American Southeast: Of Mice and Men

In the 11 years since the Alabama beach mouse won federal protection, it has lost 18 percent of its habitat. To shield the endangered creature from its gravest threat-development-the U.S. Fish and Wildlife Service designated ten miles of coastline along Fort Peninsula as critical habitat. But the agency subsequently approved "habitat conservation plans" submitted by developers that would in fact destroy 50 of the mouse's 350 protected acres. Arguing that the conservation measures outlined in these plans are feeble, the Alabama Chapter is suing the FWS to halt the trading of protected animals for condos.

Polluters' Helpers

Twelve years ago, the Delta Chapter was instrumental
in winning passage of legislation outlawing on-land hazardous-waste disposal in Louisiana. Since then, polluters presenting sob stories to the state's Department of Environmental Quality have obtained exemptions from the ban. So far, the DEQ has granted seven companies permits to deep-six their poisons in underground wells. Polluters injected more than 42 million pounds of toxic waste through and below drinking-water supplies in 1994 alone. The Delta Chapter is now in court to put a stop to the state's coddling of dirty industries.
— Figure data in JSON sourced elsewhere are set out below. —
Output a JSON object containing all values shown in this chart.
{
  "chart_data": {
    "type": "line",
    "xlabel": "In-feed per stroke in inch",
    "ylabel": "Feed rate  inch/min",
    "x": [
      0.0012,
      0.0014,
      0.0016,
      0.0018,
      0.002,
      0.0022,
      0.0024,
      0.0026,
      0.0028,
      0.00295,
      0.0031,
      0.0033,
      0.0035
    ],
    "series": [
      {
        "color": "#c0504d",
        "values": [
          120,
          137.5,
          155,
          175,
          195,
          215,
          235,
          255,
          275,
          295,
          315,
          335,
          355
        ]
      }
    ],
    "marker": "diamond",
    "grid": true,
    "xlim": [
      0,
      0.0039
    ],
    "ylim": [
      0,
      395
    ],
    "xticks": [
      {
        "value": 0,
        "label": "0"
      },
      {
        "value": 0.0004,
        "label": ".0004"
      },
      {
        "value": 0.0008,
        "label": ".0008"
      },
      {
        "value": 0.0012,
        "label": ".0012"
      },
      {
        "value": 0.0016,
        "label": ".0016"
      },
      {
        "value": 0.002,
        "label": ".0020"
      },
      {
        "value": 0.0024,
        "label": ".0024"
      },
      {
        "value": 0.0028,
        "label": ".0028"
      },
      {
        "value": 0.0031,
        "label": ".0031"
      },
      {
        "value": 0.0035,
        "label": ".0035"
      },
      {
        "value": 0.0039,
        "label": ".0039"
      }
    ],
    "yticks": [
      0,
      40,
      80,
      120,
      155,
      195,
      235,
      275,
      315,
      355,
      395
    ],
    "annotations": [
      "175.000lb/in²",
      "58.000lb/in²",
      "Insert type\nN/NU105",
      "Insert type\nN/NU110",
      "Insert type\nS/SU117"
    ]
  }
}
Pacific Coast: Four Limos and a Funeral

To rally public support for the EPA's proposed clean-air standards, Southern California environmentalists took to the highways. Organized by a coalition of green groups including the Angeles Chapter, a mock funeral procession of four limousines and a hearse maneuvered through Los Angeles in rush-hour traffic. The crucial information--that one death per hour in Los Angeles is attributable to bad air--was broadcast live from the procession to millions of radio listeners, along with the EPA hotline number. In the hours following the event, calls from the Los Angeles area supporting tough clean-air standards jumped to 1,500, 47 percent higher than the previous day.